To encourage efficient meetings, Sheta decides the length according to the purpose. Informational meetings are short and sweet; decision-making meetings, however, are given a full hour.
Dropbox likes to invite other teams to meetings to help determine whether a designer’s vision is technically feasible.
“When we invite non-designers, we usually go over the project we are presenting on a high-level first. We talk about the core problems, the evidence we have that these are problems and why this project is important. This helps us set the context for others in the room who aren’t as deep in the weeds,” she said.
Sheta usually invites a “facilitator” to a meeting to prevent the session heading off on a tangent and to ensure Dropbox fosters a safe space for all ideas to be heard.
“This person is responsible for ensuring everyone has a voice and the meeting keeps to the agenda. If something goes off track, the facilitator will ask to take that topic offline and refocus the agenda.”
Zapier: Use critique squads
As told by Adam Kaplan, Product Designer:
Have you ever attended a series of meetings with different departments and ended up discussing the same subjects at every meeting? Adam Kaplan has found a simple and intuitive way to improve intra-department communication at Zapier by using “Critique Squads” to share ideas and feedback:
“Every squad is made up of front-end engineers, product designers, product marketers, and UX researchers. Having a cross-disciplinary critique helps encourage divergent design ideas and gives us a better insight into the product initiatives across Zapier…The agenda that I send out allows squad members to prepare for each meeting beforehand and provides guidelines for giving critiques.”
Kaplan believes that his Critique Squads are helping Zapier build a more inclusive and collaborative feedback cycle because the relatively small groups allow every voice to be heard.
Pinstriped: Janus Moller, Design Lead
Here at Pinstriped, meetings are our raison d’etre—so it’s no surprise that Janus Moller has some strong feelings about making them lean and productive.Beyond everything else, he recommends keeping all meetings as short as possible; Janus feels that trimming his meetings down shows respect for the attendees, who no doubt have plenty of other uses for that extra fifteen minutes.
Additionally, he believes that Pinstriped’s agenda timers are another great way to show respect:
“I have always disliked looking at the clock during a meeting.
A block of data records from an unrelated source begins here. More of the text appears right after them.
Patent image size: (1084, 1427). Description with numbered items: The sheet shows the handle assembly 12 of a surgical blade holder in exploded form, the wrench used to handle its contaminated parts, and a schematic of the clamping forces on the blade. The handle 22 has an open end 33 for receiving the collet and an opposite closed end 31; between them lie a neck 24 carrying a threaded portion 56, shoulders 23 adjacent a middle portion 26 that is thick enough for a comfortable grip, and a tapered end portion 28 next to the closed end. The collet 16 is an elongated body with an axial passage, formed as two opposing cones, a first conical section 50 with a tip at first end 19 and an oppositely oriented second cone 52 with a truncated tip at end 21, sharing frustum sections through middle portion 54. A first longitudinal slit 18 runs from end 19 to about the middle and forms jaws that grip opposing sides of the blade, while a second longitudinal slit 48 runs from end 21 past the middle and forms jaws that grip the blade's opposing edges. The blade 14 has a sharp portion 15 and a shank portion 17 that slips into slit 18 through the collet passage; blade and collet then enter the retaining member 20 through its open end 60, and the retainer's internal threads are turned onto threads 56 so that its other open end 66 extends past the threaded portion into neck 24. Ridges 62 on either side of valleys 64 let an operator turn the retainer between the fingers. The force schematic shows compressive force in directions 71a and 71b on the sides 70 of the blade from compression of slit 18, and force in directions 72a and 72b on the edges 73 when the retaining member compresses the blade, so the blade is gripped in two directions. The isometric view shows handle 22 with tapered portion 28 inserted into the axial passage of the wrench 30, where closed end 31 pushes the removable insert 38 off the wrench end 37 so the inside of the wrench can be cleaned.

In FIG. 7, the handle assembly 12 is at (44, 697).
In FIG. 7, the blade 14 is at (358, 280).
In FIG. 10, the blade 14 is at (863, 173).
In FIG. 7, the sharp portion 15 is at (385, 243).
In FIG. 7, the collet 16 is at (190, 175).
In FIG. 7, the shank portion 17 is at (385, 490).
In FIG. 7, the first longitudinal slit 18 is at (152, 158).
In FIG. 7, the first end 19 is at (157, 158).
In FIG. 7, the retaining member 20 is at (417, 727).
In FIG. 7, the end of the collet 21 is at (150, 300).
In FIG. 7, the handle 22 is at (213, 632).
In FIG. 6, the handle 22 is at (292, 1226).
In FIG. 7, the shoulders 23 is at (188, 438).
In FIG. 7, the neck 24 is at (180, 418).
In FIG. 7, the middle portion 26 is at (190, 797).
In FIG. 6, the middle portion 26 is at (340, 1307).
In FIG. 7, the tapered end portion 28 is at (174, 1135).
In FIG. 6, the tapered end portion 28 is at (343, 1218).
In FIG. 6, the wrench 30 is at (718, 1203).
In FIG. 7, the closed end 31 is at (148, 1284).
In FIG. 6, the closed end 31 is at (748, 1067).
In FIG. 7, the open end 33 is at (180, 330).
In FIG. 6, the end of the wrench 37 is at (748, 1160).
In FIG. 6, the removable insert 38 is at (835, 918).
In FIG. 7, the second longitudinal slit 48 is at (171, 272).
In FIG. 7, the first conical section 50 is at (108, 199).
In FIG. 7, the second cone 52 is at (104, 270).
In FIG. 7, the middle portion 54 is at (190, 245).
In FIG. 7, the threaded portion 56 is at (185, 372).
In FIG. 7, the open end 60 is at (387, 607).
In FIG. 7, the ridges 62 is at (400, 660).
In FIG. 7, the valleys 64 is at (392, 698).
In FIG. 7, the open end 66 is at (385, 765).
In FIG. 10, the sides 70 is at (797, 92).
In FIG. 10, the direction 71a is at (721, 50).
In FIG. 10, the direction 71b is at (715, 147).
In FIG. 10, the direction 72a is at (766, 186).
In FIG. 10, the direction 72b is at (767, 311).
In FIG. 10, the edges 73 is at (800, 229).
I feel it can be stressful for the participants and I don’t like what it signals. I, of course, use our own meeting tool, Pinstriped, for running my meetings and find that the agenda timers are a much more subtle way of sharing with meeting participants where we are in the agenda and how much time we have left.”
Janus finds that the agenda timers also inspire participants to keep the meeting on track without prompting, sparing organizers the unpleasant task of cutting off attendees in mid-discussion.
Can you run a company without meetings? Probably not. But if you can invite just the right people, draw up a great agenda, and use smart strategies to keep your meetings on time and on topic, you might just develop a new appreciation for the humble business meeting.